Even going really really basic and focusing for 4 weeks on maximal strength, then the next 4 weeks on aerobic fitness, then the next 4 weeks on strength endurance, in 1 year, and keep cycling through this, you’ll be further ahead.

With respect to the other CF stuff, I don’t know much about it, but a search revealed this: http://library.crossfit.com/free/pdf/44_06_CrossPit_Basics.pdf

Ugly!

Dominick
Dominick

I’m not qualified for anything and may be wrong, but it seems common sense to me that a high level of fitness can be developed soley with skill training. For ex. two vs one for wrestling, One then two vs one boxing the other defense only bobbing, weaving and blocking, non-stop rapid bag work. etc etc.

Dominick
Dominick

My understanding of Crossfit is to reach general peformance fitness to play any sport. It is not skill specific.
For ex. MMA requires wrestling, BJ, boxing etc. If two MMA newbies start training the Crossfiters conditioning put’s him at a distinct advantage in strength, cardio and endurance. I am not enrolled in Crossfit other than to their journal.

Eric

“If two MMA newbies start training the Crossfiters conditioning put’s him at a distinct advantage in strength, cardio and endurance.”

The question is, what is the other newbie doing?

If he’s doing nothing obviously the one doing CrossFit will be better off.

Dominick
Dominick

Hi Eric:

I presume the other newbie is having to at the same time develop his conditioning and skill at the same time. This does not mean that the one with less conditioning can not quickly learn his skill and overtake the more conditioned one.

Eric

Well if one guys is training MMA + CrossFit and the other guy is only training MMA, the answer is once again obvious.

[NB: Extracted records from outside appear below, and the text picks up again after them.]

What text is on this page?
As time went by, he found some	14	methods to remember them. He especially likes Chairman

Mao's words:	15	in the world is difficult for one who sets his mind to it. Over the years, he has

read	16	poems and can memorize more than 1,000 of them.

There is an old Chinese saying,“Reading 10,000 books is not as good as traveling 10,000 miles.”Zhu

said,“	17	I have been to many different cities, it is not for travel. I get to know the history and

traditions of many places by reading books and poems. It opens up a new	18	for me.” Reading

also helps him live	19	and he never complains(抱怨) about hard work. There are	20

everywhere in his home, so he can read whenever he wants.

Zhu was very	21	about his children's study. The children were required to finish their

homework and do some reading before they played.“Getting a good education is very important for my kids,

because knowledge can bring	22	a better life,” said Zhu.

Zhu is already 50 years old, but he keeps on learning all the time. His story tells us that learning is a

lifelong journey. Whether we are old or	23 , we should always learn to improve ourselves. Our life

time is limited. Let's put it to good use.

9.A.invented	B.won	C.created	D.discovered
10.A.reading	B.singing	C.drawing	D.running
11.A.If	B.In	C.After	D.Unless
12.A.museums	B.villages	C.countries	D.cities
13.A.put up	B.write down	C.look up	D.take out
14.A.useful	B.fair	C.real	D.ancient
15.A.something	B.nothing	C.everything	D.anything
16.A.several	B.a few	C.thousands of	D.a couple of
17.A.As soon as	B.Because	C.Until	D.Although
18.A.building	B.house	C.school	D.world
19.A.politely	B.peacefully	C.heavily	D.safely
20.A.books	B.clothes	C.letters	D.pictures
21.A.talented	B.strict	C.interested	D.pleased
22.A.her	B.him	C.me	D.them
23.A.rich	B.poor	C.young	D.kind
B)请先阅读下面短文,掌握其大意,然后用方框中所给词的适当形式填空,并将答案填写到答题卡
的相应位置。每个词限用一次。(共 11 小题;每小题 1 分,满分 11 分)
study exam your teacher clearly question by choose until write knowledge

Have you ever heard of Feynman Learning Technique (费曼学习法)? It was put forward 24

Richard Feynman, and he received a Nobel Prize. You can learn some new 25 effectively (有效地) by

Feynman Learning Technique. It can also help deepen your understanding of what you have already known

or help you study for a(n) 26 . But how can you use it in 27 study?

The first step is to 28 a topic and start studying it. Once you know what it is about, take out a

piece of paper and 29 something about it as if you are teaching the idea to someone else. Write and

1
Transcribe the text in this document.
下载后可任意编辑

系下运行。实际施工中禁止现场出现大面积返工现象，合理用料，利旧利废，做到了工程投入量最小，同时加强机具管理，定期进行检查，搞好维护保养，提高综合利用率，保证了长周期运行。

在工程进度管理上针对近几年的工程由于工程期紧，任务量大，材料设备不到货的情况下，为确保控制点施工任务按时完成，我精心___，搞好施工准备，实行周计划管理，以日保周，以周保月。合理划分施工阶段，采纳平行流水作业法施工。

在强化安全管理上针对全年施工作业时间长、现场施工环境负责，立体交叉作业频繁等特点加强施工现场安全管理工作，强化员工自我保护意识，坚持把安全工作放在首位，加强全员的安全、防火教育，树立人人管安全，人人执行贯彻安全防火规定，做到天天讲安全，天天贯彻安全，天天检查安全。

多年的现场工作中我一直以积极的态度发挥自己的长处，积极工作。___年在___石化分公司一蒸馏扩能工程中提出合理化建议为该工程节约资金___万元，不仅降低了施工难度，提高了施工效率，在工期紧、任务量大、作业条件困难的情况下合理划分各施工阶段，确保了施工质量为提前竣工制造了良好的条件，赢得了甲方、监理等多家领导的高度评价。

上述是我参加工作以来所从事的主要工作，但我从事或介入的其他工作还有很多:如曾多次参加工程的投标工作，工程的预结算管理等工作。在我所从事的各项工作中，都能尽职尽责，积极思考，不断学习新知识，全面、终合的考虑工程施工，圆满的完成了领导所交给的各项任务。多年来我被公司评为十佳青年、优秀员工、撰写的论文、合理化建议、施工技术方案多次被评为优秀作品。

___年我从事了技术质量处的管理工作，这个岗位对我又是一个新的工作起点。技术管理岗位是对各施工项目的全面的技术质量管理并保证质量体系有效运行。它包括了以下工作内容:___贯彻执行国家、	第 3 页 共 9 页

But if you’re pitting MMA + CrossFit against MMA + Periodized, Specific S&C, my money is on the latter.

Marc
Marc

I’m a Crossfit certified trainer and a recreational MMA fighter. Crossfit never claims to be perfect for professional athletes. When Crossfit trainers train professional athletes they absolutely get a much different program than just following the main site every day. Overall Eric is right on about how to implement Crossfit into a professional fighters training and I can garantee that every good Crossfit trainer would know not to trash there professional althetes in season or close to a fight. Where Eric was wrong about Crossfit is that is does not bring you to your breaking point every workout. There are 1 rep max days or days you just go for a 5 k run. With out going on and on, bliindly following the main site workouts every day for a professional athlete is obviously a bad idea but they can absolutely implement Crossfit into their workouts certain times of the… Read more »

Eric

Thanks for the feedback Marc and for not taking my article personally, which is what I was hoping for (I know there are a lot of “die-hards” out there)… There are definitely good elements to CrossFit training that I mentioned – the competitiveness, general use of good exercises that have transfer to many sports, and mental toughness the workouts promote are all great things. But is customizing a workout for an individual really CrossFit? CrossFit is predicated on doing unpredicatable workouts and ‘mixing it up’. Once you start customizing/individualizing (not just ‘scaling’), I’m not sure if it can be considered CrossFit… A grey area in my mind. But I do have some commentary on some of the max workouts I saw on the site (today’s in particular), but I had to pull it from the article because I know I’d lose a lot of people as it got quite technical…… Read more »

AT9000
AT9000

Perhaps you’re focusing too much on labels.